Tuesday, June 12, 2012

A Different Take on "People's History"


When someone (at least my age group) first hears that I'm a history teacher, their most common response is, "That's great!  Do you teach a people's history"?  I start by saying, "Oh yes!  Have you also read Zinn?"  But if they really want to chat about it, I give a longer and more critical answer: "I'm deeply committed to helping students understand oppression.  But honestly, I don't use Zinn.  His painting of history is too black and white, and I'm trying to help my students understand complexity.  My take on "people's history" is not Zinn's.  I don't demonize the powerful or romanticize the people like he does.  I help students think about context, which I think is critical for understanding power, in a way that he fails to do.  To me a true peoples history involves helping students understand why all people have thought, felt, and acted as they have, and Howard Zinn doesn't serve this purpose". 

Michael Kazin, a historian of populism and a leftist, writes that Zinn is "bad history... Zinn reduces the past to a Manichean fable... pitting 99% of the people against a conspiratorial elite of 1% - a premise better suited to a conspiracy mongers website than to a work of scholarship".  A harsh indictment, but the truth is, I agree with Kazin.  I would probably only use Zinn in the same way I use some bad textbooks: I would ask students to compare his version of an event to a more contextualized, less ideologically driven version, ask them to determine which sources are more trustworthy and why, and perhaps have them rewrite some passages.   

Zinn, in seeking to highlight oppression, created a history of good and bad which, in its radical oversimplification and misrepresentation, failed to actually help people understand why oppression existed and how it functioned.  Zinn can tell our students that oppression happened, and that resistance also happened.  But he can't help our students understand what we're trying to help them understand: why and how did historical events occur, including oppression and resistance?  What historical contexts allowed for harmful ethics to evolve?  Where did oppressive ideas come from, and why have they made sense, not only to elites, but to the people as well?  

Zinn's history also homogenizes social groups.  We know from educational psychology that multicultural education for young children leads them to develop stereotypic thinking if the stories they read homogenize groups of people, even if that homogenization is designed to highlight cultural beauty.  Social groups - be they slave owners or abolitionists - need to be portrayed in their complexity not only for the sake of historical accuracy, but for psychological and societal health.  We aren't helping students become good citizens who can meaningfully navigate and contribute to society if they learn to homogenize republicans and democrats, the rich and the poor, or any other group. The stark contrast of good and bad in Zinn is not only bad history, it leads to bad historical thinking, and perhaps even enforces the stereotypic thinking that we're trying to diminish in our students.  

A true peoples history requires rich and realistic portrayals of social heterogeneity rather than homogenization.  It also requires contextualization and providing students with the historical thinking skills to analyze context.  Contextualization is dual: there is the contextualization of the moment - what is happening directly around people that shapes their thoughts and actions - and the deeper contextualization that involves delving into historical causality: what historical contexts have shaped the societies and cultures that produce individuals?  This is the work of historians, but Zinn doesn't provide such work. 

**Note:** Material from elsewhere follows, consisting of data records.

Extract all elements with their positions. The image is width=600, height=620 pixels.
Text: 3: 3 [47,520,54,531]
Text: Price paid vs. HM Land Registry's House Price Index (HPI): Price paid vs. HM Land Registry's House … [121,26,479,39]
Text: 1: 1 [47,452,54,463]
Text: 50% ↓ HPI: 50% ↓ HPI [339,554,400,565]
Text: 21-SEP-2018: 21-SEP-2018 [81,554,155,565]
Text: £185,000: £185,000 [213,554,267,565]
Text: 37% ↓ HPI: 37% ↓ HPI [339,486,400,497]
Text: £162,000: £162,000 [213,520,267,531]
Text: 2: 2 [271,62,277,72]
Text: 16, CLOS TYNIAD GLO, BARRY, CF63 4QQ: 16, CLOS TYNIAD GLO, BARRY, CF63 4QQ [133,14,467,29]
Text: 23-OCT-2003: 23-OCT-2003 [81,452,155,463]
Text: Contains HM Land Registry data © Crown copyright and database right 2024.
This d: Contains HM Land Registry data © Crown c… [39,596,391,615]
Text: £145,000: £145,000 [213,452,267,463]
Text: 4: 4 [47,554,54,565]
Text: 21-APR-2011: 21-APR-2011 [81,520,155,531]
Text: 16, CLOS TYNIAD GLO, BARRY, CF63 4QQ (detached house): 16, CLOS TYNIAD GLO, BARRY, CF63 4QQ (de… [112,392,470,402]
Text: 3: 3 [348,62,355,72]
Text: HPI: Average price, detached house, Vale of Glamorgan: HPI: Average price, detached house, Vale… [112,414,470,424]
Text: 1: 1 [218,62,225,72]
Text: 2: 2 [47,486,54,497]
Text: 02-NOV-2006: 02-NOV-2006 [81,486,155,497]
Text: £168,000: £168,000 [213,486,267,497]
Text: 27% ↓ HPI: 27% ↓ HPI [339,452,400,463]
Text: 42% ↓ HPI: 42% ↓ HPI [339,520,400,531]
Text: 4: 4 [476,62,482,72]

Peter Seixas, a renowned scholar of historical thinking, writes that "Ironically, during the same period of time that Zinn's book went through five printings, academic historiography was undergoing a major shift in North America, to include diverse subaltern populations: women, workers, and ethnic and national minorities".  Academically respected historians today do not write the consensus, nation building history of the 1950's that Zinn heroically and passionately fought to debunk: as Daniel Rodgers writes in his profound Age of Fracture, which documents the radical intellectual shifts during the last quarter of the 20th century, they're more likely to be caught in "the long shadow of Michel Foucault".  (As am I...)

Historians of the United States today routinely write stunning histories of labor.  They write about how historical forces shape sexuality and gender roles.  We have recently seen a revolution on the history of emotion, and of the body.  Since the invasion of Iraq, historians have completely re-evaluated their notions of empire and have reframed the history of the US as one of empire building: this is not the far-leftist work of Hardt and Negri so popular seven years ago, but the trend of scholars at Yale, Princeton, and Harvard.  (See Julian Go's Patterns of Empire; Charles Maier's Among Empires, and the stunning book Comanche Empire, which details the workings of a Native American empire so different from Western empires that until now scholars have had trouble even recognizing it as such).  

As a teacher of history, I am also a student of history.  I am a student of understanding the people - all of them, through a deep analysis of the historical contexts that shaped them.  This is my understanding of a true peoples history, and as a teacher, my task is to provide students with the skills and the content that will allow them to thoughtfully consider the people in their many manifestations.